Fuera de los números y cifras macroeconómicas en su mayoría fáciles a obtener, la información local, fiable y pertinente es, muchas veces, costosa y difícil de conseguir. Esta es la misma información que es fuente de ventaja de empresas locales y hándicap de Pymes extranjeras, por ejemplo de las Pymes mexicanas que quieran llegar a España.

En mi estancia de estudios en Madrid, durante la realización de un MBA en IE Business School, he escuchado cómo las Pymes españolas preguntaban en los foros y eventos organizados sobre América cómo obtener esta información local, y cómo encontrar un socio local que pueda ayudar a dilucidar el camino para llegar al nuevo mercado local. Imagino que las mismas dudas atacan a las Pymes mexicanas cuando piensan si dar el salto a Europa puede ser un buen negocio.

Si bien la mayoría de los países de América Latina cuentan con agencias gubernamentales que facilitan la inversión a las empresas extranjeras, son pocas las que se comprometen recaudar la información necesaria para la elaboración de herramientas de decisión. Y con justa razón, ya que esta no es su función.
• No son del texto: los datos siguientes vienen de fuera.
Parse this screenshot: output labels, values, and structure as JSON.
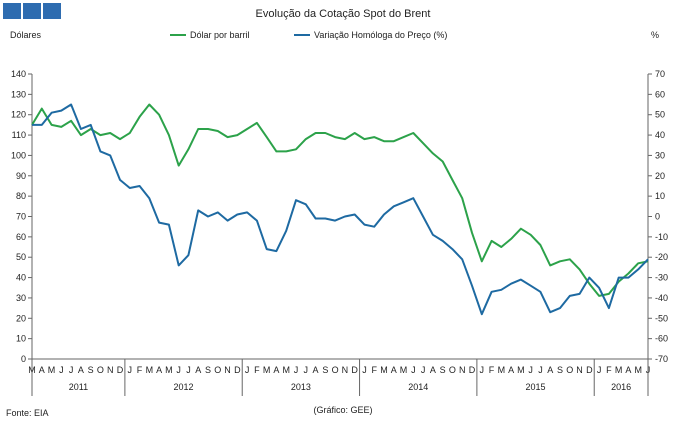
{
  "header": {
    "square_color": "#2e6cb0"
  },
  "chart_data": {
    "type": "line",
    "title": "Evolução da Cotação Spot do Brent",
    "ylabel_left": "Dólares",
    "ylabel_right": "%",
    "y_left_range": [
      0,
      140
    ],
    "y_left_ticks": [
      0,
      10,
      20,
      30,
      40,
      50,
      60,
      70,
      80,
      90,
      100,
      110,
      120,
      130,
      140
    ],
    "y_right_range": [
      -70,
      70
    ],
    "y_right_ticks": [
      -70,
      -60,
      -50,
      -40,
      -30,
      -20,
      -10,
      0,
      10,
      20,
      30,
      40,
      50,
      60,
      70
    ],
    "grid": false,
    "legend": "top-center",
    "x_months": [
      "M",
      "A",
      "M",
      "J",
      "J",
      "A",
      "S",
      "O",
      "N",
      "D",
      "J",
      "F",
      "M",
      "A",
      "M",
      "J",
      "J",
      "A",
      "S",
      "O",
      "N",
      "D",
      "J",
      "F",
      "M",
      "A",
      "M",
      "J",
      "J",
      "A",
      "S",
      "O",
      "N",
      "D",
      "J",
      "F",
      "M",
      "A",
      "M",
      "J",
      "J",
      "A",
      "S",
      "O",
      "N",
      "D",
      "J",
      "F",
      "M",
      "A",
      "M",
      "J",
      "J",
      "A",
      "S",
      "O",
      "N",
      "D",
      "J",
      "F",
      "M",
      "A",
      "M",
      "J"
    ],
    "x_years": [
      {
        "label": "2011",
        "start": 0,
        "end": 9
      },
      {
        "label": "2012",
        "start": 10,
        "end": 21
      },
      {
        "label": "2013",
        "start": 22,
        "end": 33
      },
      {
        "label": "2014",
        "start": 34,
        "end": 45
      },
      {
        "label": "2015",
        "start": 46,
        "end": 57
      },
      {
        "label": "2016",
        "start": 58,
        "end": 63
      }
    ],
    "series": [
      {
        "name": "Dólar por barril",
        "axis": "left",
        "color": "#2ca24a",
        "values": [
          115,
          123,
          115,
          114,
          117,
          110,
          113,
          110,
          111,
          108,
          111,
          119,
          125,
          120,
          110,
          95,
          103,
          113,
          113,
          112,
          109,
          110,
          113,
          116,
          109,
          102,
          102,
          103,
          108,
          111,
          111,
          109,
          108,
          111,
          108,
          109,
          107,
          107,
          109,
          111,
          106,
          101,
          97,
          88,
          79,
          62,
          48,
          58,
          55,
          59,
          64,
          61,
          56,
          46,
          48,
          49,
          44,
          37,
          31,
          32,
          38,
          42,
          47,
          48
        ]
      },
      {
        "name": "Variação Homóloga do Preço (%)",
        "axis": "right",
        "color": "#1e6aa2",
        "values": [
          45,
          45,
          51,
          52,
          55,
          43,
          45,
          32,
          30,
          18,
          14,
          15,
          9,
          -3,
          -4,
          -24,
          -19,
          3,
          0,
          2,
          -2,
          1,
          2,
          -2,
          -16,
          -17,
          -7,
          8,
          6,
          -1,
          -1,
          -2,
          0,
          1,
          -4,
          -5,
          1,
          5,
          7,
          9,
          0,
          -9,
          -12,
          -16,
          -21,
          -34,
          -48,
          -37,
          -36,
          -33,
          -31,
          -34,
          -37,
          -47,
          -45,
          -39,
          -38,
          -30,
          -35,
          -45,
          -30,
          -30,
          -26,
          -21
        ]
      }
    ],
    "footer_source": "Fonte: EIA",
    "footer_credit": "(Gráfico: GEE)"
  }
}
La respuesta a la necesidades de las Pymes hispanas o mexicanas que quieran explorar con seriedad sí tiene oportunidades de negocio en el otro país (México y España son un mercado de mil millones de dólares) cada uno podrían ser la comunidad de estudiantes mexicanos en Madrid y Barcelona, en especial los estudiantes de business o de MBA.

España cuenta con tres escuelas de negocios clasificadas en el top 20 del mundo que atraen a mexicanos procedentes de múltiples sectores con una valiosa red de contactos, y con formación directiva de alto nivel.

El beneficio podría ser doble si las PYMES españolas y mexicanas se acercaran a escuelas como la IE Business School en búsqueda de talentos originarios de México. Por un lado las Pymes españolas tendrían un primer contacto en México y por otro, las mexicanas contarían con canal para explorar el mercado Europeo desde España. Al final lo importantes es contar con alguien que sea capaz de obtener, descifrar y analizar información local para crear un planestratégico de expansión con una visión local.

Cada año cerca de 150 mexicanos estudian un MBA en las escuelas de negocio top España, profesionales que podrían convertirse en conectores empresariales entre los dos países.

El resultado podría permitir a las Pymes tanto mexicanas como españolas ahorrar recursos propios para focalizarlos en sus operaciones diarias, validar sus propias hipótesis y obtener una visión particular del mercado destino que le permita decidir si vale la pena continuar con un estudio más elaborado.

Y para el estudiante mexicano de un MBA, a pesar de la dificultad de combinar estudio y trabajo, colaborar con Pymes de ambos lados podría ser el completo perfecto a nivel económico y profesional, para su formación.